Os influenciadores de bairro

Durante este ano tão atípico de pandemia, que resultou no isolamento social, o meio digital ganhou muito mais relevância entre os consumidores e marcas, levando as empresas à necessidade de rever suas estratégias de comunicação, principalmente neste ambiente online.


Consumidores, agora mais distantes fisicamente de seus entes queridos, intensificaram o uso de redes sociais para comunicação e compartilhamento de experiências e histórias. O comportamento de compra também migrou intensivamente para o digital, onde houve um aumento significativo no número de e-commerces no mundo.


Foi a partir daí que surgiram os nanoinfluenciadores digitais. Influenciadores é um termo já conhecido, mas o que são os “nano”?

Os nanoinfluencers contam com públicos consideravelmente menores em relação aos influencers que já conhecemos. Trata-se de um com um número de seguidores que varia entre 1.000 e 10.000 pessoas acompanhando seus posts e sendo diariamente influenciadas. Vale ressaltar que além do nano, existem outras subcategorias como micro, mid-tier, macro e mega - sendo esses em ordem crescente de followers.


Com um público conectado e confiante em seu trabalho, o impacto passa a ser de maneira direta e sutil no cotidiano de outros. No caso dos nanoinfluencers, o número de consumidores impactados é menor, mas isso não significa que não haja benefícios envolvidos. Na verdade, eles apresentam diversas vantagens se utilizados de forma correta em sua estratégia. Saiba disso!

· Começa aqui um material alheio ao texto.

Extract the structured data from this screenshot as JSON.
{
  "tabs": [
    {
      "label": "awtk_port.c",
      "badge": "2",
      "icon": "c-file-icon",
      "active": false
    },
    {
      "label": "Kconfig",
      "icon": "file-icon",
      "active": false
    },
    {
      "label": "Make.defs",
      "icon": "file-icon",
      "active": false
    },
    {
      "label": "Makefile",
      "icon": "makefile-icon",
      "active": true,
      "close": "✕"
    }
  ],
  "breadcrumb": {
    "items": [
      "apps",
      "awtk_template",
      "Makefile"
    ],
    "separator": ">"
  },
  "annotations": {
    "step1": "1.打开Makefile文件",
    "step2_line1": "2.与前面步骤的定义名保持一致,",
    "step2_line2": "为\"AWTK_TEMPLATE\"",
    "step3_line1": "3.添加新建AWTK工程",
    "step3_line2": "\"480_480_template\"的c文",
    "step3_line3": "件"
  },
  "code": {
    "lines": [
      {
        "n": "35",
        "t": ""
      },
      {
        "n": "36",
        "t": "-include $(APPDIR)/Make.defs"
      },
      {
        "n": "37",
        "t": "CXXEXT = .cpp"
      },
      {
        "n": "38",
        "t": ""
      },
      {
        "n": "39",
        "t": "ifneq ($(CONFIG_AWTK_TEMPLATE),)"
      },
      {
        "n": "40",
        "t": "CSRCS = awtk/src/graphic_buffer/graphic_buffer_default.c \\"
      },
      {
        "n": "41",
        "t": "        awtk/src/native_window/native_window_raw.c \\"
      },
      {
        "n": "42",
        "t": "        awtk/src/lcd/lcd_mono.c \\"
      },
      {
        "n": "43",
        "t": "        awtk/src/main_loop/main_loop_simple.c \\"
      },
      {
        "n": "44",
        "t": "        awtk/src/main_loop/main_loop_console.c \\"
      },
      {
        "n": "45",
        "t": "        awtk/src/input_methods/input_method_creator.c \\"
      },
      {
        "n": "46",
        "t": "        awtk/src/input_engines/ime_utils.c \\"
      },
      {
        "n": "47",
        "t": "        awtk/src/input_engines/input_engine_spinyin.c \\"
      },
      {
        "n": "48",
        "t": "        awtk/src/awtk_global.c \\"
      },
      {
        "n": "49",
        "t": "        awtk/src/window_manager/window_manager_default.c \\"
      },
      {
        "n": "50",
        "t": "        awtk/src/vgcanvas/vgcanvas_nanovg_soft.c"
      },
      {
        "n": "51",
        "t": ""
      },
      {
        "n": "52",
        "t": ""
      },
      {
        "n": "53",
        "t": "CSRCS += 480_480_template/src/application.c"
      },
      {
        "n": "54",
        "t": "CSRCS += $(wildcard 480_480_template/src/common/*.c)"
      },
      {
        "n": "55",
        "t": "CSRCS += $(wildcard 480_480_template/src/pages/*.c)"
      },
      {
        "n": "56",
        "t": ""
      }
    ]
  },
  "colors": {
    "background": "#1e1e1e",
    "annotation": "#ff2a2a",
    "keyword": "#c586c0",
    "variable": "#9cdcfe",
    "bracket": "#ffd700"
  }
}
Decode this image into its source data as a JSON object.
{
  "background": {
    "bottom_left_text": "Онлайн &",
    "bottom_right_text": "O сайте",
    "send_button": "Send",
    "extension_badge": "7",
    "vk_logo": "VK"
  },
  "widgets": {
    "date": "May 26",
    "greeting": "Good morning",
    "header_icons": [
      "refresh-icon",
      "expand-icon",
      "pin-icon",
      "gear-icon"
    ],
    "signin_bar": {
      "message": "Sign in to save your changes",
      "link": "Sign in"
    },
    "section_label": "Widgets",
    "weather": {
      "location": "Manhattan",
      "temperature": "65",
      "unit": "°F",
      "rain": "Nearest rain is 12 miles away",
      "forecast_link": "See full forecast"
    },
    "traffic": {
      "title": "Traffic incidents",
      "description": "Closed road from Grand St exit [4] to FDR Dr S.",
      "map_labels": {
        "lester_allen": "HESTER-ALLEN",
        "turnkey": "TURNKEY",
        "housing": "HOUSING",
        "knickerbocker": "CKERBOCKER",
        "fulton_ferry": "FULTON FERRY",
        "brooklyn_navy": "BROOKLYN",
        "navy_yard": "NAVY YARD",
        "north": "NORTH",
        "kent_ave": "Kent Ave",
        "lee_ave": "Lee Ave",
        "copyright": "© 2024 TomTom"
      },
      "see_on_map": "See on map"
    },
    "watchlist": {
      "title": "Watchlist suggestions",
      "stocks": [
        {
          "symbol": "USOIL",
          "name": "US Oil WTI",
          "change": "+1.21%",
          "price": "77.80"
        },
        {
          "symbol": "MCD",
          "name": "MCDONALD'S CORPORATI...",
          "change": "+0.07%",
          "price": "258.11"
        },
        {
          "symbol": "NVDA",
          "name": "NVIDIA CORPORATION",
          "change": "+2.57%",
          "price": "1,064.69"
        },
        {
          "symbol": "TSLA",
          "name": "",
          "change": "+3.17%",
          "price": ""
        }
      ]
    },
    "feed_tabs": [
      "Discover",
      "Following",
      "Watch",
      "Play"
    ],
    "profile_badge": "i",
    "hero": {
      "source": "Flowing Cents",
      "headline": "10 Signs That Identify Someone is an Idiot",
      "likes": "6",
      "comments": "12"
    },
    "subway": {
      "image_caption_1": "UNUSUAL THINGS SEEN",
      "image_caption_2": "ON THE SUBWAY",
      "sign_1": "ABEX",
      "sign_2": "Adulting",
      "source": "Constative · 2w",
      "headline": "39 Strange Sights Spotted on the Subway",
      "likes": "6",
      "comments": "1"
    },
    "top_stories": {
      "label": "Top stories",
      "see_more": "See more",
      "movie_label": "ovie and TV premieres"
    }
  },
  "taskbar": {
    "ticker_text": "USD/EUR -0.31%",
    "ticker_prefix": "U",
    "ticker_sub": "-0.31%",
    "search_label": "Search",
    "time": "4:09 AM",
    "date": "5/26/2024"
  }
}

A exposição espontânea desses perfis é o que os torna mais próximos do público, que consome seus conteúdos naturalmente, muitas vezes sem nem notar que está sendo influenciado. Os usuários simplesmente apreciam a experiência, o que gera a inclusão dela em seus cotidianos. Outro fator extremamente importante a ser analisado na relevância dos nanoinfluenciadores é a identificação gerada com o público. Por ter uma audiência menor, ela tende a ser mais próxima do criador de conteúdo, com um relacionamento até de amizade. Assim, aquele famoso “boca a boca” está de volta!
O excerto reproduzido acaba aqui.